Progress, infinitely good toward man, had found a way out of war, the plague that had blighted the earth since the beginning. What religion could not do, the steel foundries and the chemical laboratories had done. They had made war too deadly to be endured. In effect they had abolished it. Peace was a by-product of the Bessemer oven and the dye vat. Man's conquest of himself was an unconsidered incident of his conquest of nature.

Then there were the costs of war. Progress had done something more than make fighting intolerably destructive of men and cities; it had made it intolerably destructive of money. Even if we would go to war, we could not since no nation could face the vast expenditures.

Two little wars of brief duration, the Boer War and the Balkan War, had left great debts to be paid and had brought in their train financial disturbances affecting the entire world. A European war would destroy immensely more capital and involve vastly greater burdens. No nation with such a load on its shoulders could meet the competition of its peace keeping rivals for the world's trade. No government in its senses would provoke such consequences, and governments were, of course, always in their senses.

You did not have to accept this as an act of faith; you could prove it. Shells, thanks to Progress, cost so many hundreds of dollars each. Cannon to fire them cost so many thousands of dollars each and could only be used a very few times. Armies such as the nations of Europe trained, cost so much a day to feed and to move. The demonstration was perfect. Progress had rendered war virtually impossible.

If in spite of all a war between great modern nations did start, it could last only a few weeks. No people could stand the strain. Bankruptcy lay at the end of a short campaign. A month would disclose the folly of it, and bring the contestants to their senses; if it did not, exhaustion would. Credit would quickly disappear. Nations could not borrow on the scale necessary to prolong the struggle.

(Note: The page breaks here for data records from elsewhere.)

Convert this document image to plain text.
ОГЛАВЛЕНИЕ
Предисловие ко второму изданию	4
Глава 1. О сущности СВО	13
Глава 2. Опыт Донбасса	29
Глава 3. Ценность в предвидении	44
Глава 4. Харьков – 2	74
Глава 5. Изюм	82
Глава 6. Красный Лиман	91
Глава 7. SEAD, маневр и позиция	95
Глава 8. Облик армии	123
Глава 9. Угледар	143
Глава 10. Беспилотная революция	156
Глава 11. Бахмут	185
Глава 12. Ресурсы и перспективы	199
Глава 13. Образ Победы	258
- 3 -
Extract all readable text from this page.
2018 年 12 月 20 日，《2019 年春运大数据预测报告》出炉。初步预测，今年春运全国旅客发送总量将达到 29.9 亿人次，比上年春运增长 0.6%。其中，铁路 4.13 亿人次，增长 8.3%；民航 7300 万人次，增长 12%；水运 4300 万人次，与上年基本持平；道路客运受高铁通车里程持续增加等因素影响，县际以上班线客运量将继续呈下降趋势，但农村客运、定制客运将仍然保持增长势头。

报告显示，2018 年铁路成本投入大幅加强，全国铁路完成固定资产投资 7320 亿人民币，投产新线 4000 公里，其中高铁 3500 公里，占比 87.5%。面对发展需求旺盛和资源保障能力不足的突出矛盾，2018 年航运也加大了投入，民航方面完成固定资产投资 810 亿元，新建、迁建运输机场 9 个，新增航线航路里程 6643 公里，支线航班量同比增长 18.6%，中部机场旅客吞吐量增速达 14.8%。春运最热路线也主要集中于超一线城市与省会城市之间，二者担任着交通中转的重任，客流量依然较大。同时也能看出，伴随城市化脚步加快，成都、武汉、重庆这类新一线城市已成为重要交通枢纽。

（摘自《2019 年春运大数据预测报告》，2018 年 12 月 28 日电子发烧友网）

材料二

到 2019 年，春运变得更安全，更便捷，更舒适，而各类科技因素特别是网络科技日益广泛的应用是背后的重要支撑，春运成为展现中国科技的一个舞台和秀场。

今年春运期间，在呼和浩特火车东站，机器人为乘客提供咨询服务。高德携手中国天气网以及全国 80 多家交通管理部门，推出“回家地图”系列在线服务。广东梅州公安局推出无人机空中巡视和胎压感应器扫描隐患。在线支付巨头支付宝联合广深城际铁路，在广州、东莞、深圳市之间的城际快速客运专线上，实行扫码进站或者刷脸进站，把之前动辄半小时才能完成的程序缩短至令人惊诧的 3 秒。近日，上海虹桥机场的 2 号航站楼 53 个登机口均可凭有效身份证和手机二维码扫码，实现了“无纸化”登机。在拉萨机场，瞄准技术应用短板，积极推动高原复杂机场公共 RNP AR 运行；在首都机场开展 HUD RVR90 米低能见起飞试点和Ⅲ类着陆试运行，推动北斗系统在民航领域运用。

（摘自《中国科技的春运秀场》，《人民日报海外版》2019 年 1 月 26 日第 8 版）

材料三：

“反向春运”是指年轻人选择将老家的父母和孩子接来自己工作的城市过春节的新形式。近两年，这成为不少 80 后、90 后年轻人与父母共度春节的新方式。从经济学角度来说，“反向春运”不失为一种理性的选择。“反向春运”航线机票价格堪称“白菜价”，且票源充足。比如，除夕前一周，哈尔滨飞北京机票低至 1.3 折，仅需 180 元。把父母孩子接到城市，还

The wisest said all these things as governments began to issue orders of mobilization in 1914. Emperors were merely shaking their shining armor at each other. There would be no war. It was impossible. The world had progressed too far. Anachronistic monarchies might not know it, but it had. Their armies belonged as much to the past as their little titles, as all the middle-age humbug of royalty, their high-wheeled coaches, their out-riders in their bright uniform, their debilitating habit of marrying cousins, their absurdities about their own divine rights. They had armies, as they wore upturned mustachios, to make themselves look imposing. They were as unreal as the pictured kings in children's story books or on a deck of cards. Forces mightier than they had settled forever the question of war.